Measuring a giraffe’s height is not easy for a comparatively small human with a measuring tape. In addition, it is important that data collection is not invasive, as interrupting these animals can have negative consequences on their behavior or survival.

To overcome this, a method for measuring elephants called photogrammetry. The technique uses a laser rangefinder to measure the distance between the features of interest. By measuring the distance between the digital pixels in the photo and comparing them to the actual size of the focal feature, they can provide accurate measurements of photographs of large animals, including giraffes.

By comparing these morphometric data, the scientists were able to establish that the two giraffes that looked abnormally small did indeed have heights significantly different from the average of each giraffe population.

The giraffe in Uganda had a phalanx – lower leg segment – about the same length as other giraffes, but this part of the Namibian giraffe’s leg was significantly shorter, each measuring 21.2 centimeters and 15.8 centimeters, respectively. Both had metacarpal and radial measurements below average.

On the other hand, the Ugandan giraffe made up for part of its short stature with a neck that was a little bit longer than that of a subadult giraffe, with almost 1.5 meters compared to the normal 1.4 meters. In this respect, the Namibian giraffe was once again below average.

According to the researchers, this is the first time that this type of skeletal dysplasia has been reported in wild giraffes – and the phenomenon also does not appear to have been witnessed in any animal in captivity.

It is difficult to deduce how common it is in nature from photographic research.
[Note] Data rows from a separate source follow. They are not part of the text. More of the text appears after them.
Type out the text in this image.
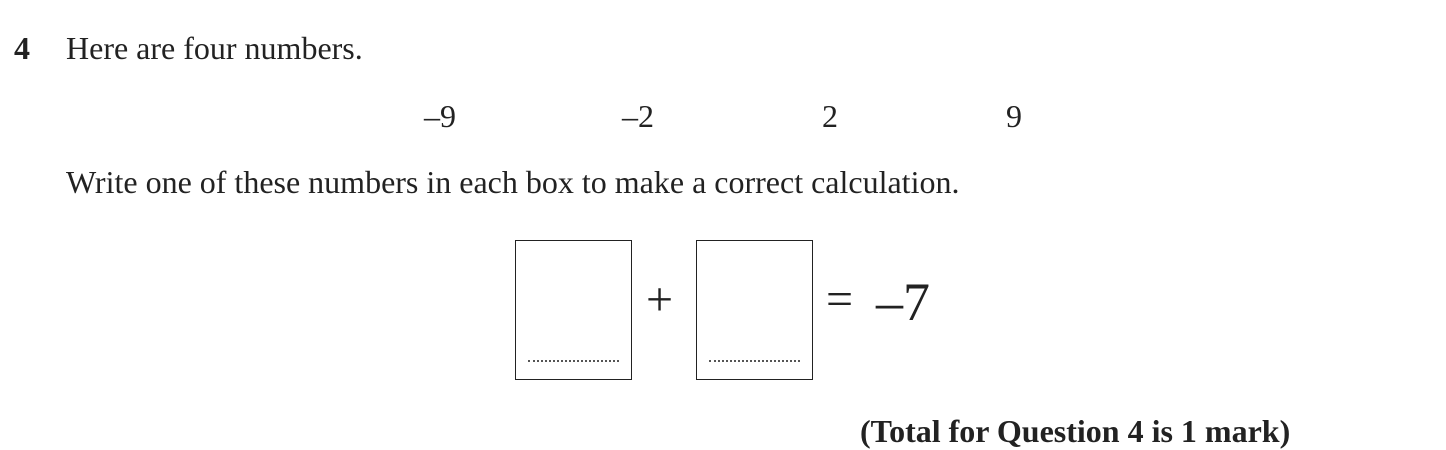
4 Here are four numbers.
–9	–2	2	9
Write one of these numbers in each box to make a correct calculation.
+	= –7
(Total for Question 4 is 1 mark)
However, the fact that scientists have been unable to find any members of the scientific community and zoos who have already seen these conditions in giraffes indicates that it is probably very rare.

But why did these two animals not develop the long legs characteristic of giraffes? “It is difficult to say with certainty, but we speculate that these skeletal dysplasias may be associated with some genetic disorder, since the appearance of skeletal dysplasias is usually rooted in molecular etiologies ”, said Michael B Brown, a conservation biologist at the Giraffe Conservation Foundation, speaking to IFLScience.

This study was published in December in the scientific journal BMC Research Notes.